The quantum energy teleportation (QET) protocol, first proposed by Masahiro Hotta in 2008, provided a theoretical framework for extracting energy from what we now understand to be a “quasi-vacuum” state [10]. While this state shares many properties with a true vacuum, it is more accurately described as a strongly local passive (SLP) state, from which energy cannot be extracted through local operations alone, because of the indelible involvement of nonlocal correlations. The entangled ground state is a strongly local (SL) passive state, and such SL passivity is associated in many-body systems with the presence of ground state entanglement in a way suggestive of collective quantum phenomena such as quantum phase transitions, superconductivity, and the quantum Hall effect. So, it is very interesting from a technological perspective since macroscopic / collective quantum states have significant potential applications, and the role of SL passivity in quantum energy teleportation.

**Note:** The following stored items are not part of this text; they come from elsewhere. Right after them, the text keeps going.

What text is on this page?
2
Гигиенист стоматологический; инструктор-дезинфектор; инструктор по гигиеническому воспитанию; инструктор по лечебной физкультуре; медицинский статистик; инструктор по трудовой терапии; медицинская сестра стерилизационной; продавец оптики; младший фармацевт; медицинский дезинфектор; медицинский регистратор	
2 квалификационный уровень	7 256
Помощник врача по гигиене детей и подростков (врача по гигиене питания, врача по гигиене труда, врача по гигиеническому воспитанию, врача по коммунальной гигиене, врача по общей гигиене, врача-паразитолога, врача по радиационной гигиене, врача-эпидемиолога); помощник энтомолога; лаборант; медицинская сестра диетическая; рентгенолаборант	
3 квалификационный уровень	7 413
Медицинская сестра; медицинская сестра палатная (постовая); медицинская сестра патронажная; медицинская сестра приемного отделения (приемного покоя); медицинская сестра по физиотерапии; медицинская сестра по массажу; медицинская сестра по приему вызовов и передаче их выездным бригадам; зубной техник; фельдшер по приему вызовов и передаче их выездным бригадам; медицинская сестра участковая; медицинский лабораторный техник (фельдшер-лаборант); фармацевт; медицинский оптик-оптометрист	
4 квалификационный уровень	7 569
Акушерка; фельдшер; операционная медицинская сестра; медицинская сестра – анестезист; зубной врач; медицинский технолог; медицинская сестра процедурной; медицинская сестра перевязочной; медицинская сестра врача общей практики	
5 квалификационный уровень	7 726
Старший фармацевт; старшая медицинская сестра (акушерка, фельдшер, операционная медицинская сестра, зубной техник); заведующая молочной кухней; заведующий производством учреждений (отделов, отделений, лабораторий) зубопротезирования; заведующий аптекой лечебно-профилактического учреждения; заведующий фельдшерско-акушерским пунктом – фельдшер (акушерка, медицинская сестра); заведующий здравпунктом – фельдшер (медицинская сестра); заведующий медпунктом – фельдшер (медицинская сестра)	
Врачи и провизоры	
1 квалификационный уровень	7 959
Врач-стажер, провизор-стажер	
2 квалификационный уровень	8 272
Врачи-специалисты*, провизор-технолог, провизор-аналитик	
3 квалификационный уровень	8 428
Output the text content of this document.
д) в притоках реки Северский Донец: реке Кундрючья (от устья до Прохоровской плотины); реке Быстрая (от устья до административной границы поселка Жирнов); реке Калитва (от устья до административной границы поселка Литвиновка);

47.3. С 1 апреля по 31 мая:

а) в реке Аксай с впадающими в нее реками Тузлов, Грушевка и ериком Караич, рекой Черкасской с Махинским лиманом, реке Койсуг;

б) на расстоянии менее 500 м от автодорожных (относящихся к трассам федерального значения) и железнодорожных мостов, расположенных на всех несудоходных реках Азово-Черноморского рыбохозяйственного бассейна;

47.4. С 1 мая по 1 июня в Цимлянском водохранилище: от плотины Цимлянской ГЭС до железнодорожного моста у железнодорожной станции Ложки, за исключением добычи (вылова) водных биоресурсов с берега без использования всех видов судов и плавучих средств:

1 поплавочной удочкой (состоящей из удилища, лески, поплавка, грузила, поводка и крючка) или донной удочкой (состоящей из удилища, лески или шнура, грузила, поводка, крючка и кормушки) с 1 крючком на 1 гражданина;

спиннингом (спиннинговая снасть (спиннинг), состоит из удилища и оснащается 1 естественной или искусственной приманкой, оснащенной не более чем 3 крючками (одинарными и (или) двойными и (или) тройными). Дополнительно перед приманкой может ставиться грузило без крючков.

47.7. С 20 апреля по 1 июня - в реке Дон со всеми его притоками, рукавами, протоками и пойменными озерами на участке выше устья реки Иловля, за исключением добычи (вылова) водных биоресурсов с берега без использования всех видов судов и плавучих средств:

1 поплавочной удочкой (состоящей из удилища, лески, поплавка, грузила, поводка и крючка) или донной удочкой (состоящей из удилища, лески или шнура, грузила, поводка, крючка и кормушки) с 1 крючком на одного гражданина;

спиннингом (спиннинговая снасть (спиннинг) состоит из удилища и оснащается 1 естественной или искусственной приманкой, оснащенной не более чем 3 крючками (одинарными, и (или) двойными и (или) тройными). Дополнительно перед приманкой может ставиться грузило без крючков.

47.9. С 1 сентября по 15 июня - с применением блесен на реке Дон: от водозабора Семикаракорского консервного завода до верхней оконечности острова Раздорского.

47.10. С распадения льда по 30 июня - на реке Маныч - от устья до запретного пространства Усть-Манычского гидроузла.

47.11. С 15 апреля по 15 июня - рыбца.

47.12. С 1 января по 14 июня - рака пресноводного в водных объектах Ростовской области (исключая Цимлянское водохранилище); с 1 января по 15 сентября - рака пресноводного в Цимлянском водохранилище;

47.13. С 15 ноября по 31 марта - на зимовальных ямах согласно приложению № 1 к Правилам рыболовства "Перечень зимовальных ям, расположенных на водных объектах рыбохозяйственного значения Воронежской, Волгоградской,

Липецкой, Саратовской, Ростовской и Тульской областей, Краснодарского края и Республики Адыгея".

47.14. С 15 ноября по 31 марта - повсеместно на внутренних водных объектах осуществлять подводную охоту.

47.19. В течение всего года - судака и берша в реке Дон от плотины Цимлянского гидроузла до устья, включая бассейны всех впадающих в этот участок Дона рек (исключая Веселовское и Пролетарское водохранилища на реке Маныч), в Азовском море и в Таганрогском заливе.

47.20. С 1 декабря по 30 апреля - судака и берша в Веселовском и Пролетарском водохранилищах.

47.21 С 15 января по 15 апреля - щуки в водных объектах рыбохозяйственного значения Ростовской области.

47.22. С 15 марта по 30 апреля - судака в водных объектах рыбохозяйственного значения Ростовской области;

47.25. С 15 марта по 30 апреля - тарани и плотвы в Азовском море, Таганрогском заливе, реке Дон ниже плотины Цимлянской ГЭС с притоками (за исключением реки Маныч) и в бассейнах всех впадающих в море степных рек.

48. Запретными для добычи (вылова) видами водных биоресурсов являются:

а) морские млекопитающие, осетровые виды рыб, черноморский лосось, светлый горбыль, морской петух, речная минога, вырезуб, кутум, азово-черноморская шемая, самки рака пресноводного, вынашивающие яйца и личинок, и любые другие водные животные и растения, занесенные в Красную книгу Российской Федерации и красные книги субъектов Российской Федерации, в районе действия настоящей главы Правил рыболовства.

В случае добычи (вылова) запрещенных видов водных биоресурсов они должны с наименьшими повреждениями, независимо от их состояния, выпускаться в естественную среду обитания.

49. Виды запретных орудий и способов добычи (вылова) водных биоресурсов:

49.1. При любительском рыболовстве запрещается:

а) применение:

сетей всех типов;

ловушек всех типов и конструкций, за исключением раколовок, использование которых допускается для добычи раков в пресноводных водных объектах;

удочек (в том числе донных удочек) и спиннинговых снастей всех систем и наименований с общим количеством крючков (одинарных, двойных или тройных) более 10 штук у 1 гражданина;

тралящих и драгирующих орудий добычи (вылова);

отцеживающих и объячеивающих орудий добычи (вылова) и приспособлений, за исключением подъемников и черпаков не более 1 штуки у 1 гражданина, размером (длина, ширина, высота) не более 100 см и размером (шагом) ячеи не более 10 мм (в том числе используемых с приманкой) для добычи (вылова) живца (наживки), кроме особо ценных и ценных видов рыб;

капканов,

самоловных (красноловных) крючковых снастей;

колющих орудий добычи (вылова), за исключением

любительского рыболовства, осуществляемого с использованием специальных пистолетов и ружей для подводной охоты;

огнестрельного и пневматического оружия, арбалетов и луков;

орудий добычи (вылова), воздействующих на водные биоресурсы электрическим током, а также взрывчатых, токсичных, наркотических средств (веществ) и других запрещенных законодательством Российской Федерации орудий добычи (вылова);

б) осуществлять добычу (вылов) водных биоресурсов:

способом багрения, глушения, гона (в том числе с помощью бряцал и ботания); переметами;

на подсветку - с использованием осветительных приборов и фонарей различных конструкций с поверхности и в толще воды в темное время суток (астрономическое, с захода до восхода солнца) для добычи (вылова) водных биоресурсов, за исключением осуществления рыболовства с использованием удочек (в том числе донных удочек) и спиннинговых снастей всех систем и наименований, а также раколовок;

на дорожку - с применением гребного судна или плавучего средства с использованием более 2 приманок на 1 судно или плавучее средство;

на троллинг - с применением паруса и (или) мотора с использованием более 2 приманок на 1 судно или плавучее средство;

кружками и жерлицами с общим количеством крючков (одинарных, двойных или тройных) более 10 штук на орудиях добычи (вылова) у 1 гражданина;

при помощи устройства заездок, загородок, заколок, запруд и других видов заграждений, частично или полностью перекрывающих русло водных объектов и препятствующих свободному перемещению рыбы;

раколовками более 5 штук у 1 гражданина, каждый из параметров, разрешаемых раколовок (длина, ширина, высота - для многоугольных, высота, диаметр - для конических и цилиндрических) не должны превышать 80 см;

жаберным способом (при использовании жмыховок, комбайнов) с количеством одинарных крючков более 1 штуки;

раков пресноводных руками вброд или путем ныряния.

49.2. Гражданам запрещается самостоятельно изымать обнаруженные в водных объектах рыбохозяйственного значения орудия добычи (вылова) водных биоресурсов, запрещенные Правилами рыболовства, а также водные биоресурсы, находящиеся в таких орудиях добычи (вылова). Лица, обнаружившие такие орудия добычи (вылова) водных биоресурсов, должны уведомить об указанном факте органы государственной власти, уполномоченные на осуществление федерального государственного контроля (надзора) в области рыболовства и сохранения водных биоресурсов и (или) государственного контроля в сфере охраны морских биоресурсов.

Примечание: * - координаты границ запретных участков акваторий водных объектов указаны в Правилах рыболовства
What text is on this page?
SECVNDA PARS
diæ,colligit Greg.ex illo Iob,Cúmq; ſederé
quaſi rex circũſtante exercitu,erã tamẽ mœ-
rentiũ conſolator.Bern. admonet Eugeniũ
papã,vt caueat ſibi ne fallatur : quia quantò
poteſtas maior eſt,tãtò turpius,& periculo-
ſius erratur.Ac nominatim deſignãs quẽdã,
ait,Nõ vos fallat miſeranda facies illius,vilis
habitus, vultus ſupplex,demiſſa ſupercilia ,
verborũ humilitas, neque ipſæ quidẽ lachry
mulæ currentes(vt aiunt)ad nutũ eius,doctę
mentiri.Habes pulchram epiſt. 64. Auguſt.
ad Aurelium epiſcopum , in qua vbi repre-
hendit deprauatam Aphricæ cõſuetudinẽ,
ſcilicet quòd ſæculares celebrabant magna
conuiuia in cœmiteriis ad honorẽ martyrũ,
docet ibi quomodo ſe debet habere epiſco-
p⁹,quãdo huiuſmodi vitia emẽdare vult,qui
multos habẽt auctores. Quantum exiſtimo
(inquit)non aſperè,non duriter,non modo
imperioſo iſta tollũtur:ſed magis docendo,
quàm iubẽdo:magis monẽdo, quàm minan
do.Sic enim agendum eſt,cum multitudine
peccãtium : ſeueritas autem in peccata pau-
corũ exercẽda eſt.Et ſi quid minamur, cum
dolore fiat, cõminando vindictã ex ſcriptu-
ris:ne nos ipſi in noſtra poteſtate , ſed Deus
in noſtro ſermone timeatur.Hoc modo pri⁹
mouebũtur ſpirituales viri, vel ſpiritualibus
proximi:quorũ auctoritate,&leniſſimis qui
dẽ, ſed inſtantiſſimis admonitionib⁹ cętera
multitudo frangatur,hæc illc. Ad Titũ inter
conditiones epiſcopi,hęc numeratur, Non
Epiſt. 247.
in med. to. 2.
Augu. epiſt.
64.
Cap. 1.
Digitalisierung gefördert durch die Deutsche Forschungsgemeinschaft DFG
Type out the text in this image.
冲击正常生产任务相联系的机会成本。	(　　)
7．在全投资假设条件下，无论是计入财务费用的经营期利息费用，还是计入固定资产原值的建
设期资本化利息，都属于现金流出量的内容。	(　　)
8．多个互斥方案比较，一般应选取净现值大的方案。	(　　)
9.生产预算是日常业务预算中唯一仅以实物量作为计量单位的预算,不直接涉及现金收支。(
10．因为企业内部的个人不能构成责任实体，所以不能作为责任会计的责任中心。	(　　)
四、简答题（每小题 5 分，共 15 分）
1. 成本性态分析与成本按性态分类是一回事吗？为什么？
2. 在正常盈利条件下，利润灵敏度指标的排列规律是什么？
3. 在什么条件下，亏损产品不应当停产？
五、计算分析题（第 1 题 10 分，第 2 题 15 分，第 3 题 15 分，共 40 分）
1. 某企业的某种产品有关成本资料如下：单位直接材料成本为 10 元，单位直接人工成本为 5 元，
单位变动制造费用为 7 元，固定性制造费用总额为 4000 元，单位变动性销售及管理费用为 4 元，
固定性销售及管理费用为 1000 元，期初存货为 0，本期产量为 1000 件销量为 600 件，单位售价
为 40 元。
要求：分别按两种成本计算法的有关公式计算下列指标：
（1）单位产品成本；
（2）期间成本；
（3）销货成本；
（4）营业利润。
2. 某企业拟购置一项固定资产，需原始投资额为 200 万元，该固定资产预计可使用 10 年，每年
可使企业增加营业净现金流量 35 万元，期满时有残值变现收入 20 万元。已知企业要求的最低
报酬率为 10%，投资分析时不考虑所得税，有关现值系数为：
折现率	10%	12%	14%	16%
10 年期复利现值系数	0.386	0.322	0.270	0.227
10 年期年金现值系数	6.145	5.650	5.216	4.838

Initialization of the Enhanced QET Protocol
The protocols of QET consist of local operations and classical communication. By measuring the local fluctuation induced by a zero-point oscillation in the ground state of a many-body quantum system and by announcing the measurement result to distant points, energy can be effectively teleported without breaking any physical laws including causality and local energy conservation… Quantum fields in vacuum states carry an infinite amount of quantum entanglement. -Hotta [11].
The original QET protocol demonstrated the possibility of extracting energy from vacuum correlations, but suffered from a significant limitation: the extracted energy was lost to classical measurement devices, making it unavailable for practical applications. The enhanced protocol, recently demonstrated experimentally [12], overcomes this limitation through the introduction of a third qubit that serves as a quantum energy storage device. This breakthrough represents a significant advancement in quantum thermodynamics and energy harvesting techniques.
The addition of the third qubit fundamentally changes the dynamics of the system by providing a quantum mechanical storage solution that preserves the coherent nature of the extracted energy. This preservation is crucial because it maintains the quantum properties of the extracted energy, allowing for its subsequent use in quantum operations or transfer to other quantum systems. The experimental validation of this enhanced protocol opens new possibilities for quantum energy distribution networks and could potentially revolutionize our approach to energy harvesting at the quantum scale.
Although the enhanced quantum energy teleportation protocol probably only has practical applications in quantum computing and quantum communication systems for the foreseeable future— where energy management at the microscopic level is crucial for maintaining quantum coherence and performing complex operations—it has a deeper significance as it is a proof-of-principle that the quantum vacuum energy density can be utilized, it is not thermodynamically dead as is erroneously presumed. In this case, energy is being teleported via the nonlocal correlations of the vacuum state and stored in a quantum subsystem.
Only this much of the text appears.